I'm seeing quite a few 502 "Bad Gateway" errors on Google App Engine. It's difficult to see on the chart below (the colors are very similar and I can't figure out how to change them), but this is my traffic over the past 6 hours:
The dark pink line represents 5xx errors. They started around 9:30a this morning and calmed down around 12:30p PST. But for those 3 hours nginx was returning 502 Bad Gateway
pretty consistently. And then it just stopped.
During that time, the only commits I made to the code to try and alter the behavior was to increase each instance from 0.5 to 1G of memory and increased the cache TTL on some 404 responses. I also added a liveness check so nginx would know when app servers were down.

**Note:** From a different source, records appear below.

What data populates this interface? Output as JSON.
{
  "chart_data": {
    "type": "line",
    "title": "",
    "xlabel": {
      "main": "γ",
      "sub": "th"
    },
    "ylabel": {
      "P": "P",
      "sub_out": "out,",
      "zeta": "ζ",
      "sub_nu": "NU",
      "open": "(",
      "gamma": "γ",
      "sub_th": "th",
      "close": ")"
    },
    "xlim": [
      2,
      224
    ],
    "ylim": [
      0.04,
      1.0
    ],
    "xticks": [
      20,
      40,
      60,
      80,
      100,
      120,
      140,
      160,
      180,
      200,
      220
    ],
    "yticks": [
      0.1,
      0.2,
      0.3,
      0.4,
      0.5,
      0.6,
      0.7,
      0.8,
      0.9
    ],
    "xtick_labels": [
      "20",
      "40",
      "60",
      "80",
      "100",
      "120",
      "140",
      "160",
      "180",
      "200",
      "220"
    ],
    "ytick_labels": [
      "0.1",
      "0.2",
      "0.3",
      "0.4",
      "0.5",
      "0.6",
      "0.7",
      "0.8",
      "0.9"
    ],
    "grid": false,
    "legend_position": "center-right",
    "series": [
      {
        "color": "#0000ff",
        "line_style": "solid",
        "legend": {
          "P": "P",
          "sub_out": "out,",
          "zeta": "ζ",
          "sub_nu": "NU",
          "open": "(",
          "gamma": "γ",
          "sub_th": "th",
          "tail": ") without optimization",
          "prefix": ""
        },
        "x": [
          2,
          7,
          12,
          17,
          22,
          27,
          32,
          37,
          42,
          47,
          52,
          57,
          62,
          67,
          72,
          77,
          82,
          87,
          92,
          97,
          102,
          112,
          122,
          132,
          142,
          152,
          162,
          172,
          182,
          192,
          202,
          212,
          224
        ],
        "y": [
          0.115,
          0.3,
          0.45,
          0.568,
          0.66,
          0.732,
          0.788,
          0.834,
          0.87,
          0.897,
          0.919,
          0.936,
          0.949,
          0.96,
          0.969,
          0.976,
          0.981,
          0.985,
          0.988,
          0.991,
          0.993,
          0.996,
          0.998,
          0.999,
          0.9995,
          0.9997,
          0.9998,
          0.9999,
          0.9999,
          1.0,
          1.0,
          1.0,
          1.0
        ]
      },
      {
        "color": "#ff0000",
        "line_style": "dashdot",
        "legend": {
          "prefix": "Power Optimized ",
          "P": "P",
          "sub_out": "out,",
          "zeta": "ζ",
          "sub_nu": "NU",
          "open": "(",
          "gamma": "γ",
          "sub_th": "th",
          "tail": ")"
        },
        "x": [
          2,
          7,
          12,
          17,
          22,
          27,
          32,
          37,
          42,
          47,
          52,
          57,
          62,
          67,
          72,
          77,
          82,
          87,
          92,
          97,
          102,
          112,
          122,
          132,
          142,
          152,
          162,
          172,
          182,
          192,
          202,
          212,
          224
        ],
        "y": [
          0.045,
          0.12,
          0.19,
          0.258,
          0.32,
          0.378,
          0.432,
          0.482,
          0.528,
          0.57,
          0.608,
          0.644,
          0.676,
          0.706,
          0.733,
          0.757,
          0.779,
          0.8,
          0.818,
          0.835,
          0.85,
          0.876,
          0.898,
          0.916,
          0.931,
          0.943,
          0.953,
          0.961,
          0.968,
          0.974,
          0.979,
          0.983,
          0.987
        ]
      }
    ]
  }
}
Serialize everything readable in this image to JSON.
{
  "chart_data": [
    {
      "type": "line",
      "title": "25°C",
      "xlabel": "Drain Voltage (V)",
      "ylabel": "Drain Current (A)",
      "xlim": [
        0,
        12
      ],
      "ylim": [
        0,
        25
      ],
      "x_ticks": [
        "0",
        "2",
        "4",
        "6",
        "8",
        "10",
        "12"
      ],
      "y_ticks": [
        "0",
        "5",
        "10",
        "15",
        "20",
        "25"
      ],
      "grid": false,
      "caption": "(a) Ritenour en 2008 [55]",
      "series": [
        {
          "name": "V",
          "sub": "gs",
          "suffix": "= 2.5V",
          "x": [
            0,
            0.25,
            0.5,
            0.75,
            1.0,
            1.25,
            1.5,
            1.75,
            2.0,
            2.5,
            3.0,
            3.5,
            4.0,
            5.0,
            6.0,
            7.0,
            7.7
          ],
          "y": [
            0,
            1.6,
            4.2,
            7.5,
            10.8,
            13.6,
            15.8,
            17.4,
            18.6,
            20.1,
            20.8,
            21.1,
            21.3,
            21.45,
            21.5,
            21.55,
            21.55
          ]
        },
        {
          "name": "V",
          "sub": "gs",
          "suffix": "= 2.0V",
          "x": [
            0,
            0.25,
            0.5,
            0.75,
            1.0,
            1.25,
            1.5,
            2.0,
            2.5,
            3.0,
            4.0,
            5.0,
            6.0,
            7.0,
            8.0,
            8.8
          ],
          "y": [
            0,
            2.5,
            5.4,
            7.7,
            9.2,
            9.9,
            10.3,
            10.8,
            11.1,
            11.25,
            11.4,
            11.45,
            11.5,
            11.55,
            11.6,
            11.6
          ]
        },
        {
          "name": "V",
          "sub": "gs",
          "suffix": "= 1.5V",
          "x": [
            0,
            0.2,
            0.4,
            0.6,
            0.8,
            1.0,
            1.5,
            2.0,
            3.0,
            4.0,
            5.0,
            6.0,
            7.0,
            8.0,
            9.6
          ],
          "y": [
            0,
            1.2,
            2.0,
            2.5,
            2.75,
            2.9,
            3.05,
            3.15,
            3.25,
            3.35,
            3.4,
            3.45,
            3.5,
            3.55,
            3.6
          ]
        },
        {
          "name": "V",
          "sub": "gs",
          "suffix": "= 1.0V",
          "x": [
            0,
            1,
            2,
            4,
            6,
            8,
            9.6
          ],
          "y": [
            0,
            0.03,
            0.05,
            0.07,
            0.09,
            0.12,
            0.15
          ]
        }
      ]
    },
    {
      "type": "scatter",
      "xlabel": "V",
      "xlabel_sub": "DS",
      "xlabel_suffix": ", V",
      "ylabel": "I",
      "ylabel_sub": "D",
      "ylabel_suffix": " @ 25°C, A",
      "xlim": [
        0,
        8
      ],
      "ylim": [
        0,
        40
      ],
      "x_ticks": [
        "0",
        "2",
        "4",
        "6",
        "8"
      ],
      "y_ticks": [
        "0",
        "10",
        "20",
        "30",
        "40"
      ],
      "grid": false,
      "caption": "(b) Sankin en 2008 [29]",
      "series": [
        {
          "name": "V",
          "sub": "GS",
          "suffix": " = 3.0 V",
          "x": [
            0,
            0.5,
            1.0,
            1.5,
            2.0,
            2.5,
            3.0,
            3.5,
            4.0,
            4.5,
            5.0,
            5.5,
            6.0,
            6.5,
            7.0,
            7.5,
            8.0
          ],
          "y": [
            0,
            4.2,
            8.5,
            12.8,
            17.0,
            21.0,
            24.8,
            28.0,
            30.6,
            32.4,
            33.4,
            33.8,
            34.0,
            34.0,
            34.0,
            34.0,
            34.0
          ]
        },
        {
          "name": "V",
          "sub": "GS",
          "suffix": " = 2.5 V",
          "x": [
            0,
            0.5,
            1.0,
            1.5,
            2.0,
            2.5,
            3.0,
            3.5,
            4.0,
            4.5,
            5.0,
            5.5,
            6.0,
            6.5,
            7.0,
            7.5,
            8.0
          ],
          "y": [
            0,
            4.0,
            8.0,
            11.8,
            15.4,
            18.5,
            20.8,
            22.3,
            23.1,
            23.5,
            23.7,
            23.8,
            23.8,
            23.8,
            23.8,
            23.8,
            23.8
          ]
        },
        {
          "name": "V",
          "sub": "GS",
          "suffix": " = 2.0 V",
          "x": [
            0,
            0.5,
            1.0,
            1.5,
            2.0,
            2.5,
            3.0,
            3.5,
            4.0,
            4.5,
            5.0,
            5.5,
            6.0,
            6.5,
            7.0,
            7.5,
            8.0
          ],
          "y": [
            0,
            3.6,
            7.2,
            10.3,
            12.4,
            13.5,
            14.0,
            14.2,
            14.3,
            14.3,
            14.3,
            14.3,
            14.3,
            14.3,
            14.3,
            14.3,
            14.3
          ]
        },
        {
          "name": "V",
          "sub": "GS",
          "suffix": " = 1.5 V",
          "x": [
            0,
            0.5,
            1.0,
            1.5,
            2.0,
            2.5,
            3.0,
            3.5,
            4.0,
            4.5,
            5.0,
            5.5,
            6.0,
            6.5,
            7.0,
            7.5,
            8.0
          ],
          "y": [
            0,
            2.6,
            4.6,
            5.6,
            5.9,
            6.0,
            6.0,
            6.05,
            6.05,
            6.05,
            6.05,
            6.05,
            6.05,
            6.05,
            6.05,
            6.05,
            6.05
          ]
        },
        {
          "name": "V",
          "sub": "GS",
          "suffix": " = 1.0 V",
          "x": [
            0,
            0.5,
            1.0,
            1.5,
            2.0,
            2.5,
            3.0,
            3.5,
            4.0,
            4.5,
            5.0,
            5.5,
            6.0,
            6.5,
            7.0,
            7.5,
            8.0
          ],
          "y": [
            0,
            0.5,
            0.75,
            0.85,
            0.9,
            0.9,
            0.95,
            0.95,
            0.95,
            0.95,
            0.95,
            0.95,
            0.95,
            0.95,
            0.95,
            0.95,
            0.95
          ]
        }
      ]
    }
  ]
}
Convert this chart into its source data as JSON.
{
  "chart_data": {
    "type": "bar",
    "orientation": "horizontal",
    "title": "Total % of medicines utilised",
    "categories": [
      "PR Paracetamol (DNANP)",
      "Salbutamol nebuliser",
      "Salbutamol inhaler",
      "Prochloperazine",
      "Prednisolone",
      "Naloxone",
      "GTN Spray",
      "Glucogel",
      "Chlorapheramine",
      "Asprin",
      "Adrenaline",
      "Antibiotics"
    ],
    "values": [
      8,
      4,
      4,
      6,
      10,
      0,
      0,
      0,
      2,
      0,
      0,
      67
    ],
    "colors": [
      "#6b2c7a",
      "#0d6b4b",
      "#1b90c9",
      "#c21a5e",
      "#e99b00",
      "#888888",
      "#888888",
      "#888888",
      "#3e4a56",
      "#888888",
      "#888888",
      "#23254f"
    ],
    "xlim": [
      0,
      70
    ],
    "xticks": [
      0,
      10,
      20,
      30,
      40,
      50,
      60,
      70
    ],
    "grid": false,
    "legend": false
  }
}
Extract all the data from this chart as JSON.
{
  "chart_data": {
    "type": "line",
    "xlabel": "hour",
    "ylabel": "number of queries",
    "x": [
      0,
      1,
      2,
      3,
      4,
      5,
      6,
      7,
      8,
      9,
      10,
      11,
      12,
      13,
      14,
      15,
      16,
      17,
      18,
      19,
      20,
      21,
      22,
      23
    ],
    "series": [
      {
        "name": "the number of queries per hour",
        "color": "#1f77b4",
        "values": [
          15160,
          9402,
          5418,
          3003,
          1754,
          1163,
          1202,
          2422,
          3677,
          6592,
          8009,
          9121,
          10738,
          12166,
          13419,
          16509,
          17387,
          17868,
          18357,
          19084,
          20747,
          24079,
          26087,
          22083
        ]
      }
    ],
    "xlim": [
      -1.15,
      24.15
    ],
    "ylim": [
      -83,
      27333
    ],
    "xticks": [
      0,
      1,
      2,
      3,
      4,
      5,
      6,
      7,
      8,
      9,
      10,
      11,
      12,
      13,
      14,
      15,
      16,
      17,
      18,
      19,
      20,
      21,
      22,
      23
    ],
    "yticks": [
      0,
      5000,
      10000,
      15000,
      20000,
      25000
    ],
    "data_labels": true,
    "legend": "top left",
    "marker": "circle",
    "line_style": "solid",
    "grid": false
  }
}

I checked nginx' error log, and saw a bunch of these:
failed (111: Connection refused) while connecting to upstream
I triple checked and all my app servers are running on port 8080, so I ruled that out. I'm thinking that maybe the liveness check helped app engine to know when to reboot the servers that needed it, but I don't see anything in the stdout logs from the app servers that indicates that any of them were bad.
Could this just be an app engine error of some kind?
EDIT @ 9:17p PST: Below is an image of my App Engine traffic over the past 24 hours, with minimal code changes to the app. I've highlighted the 5xx spikes so you can see them more clearly.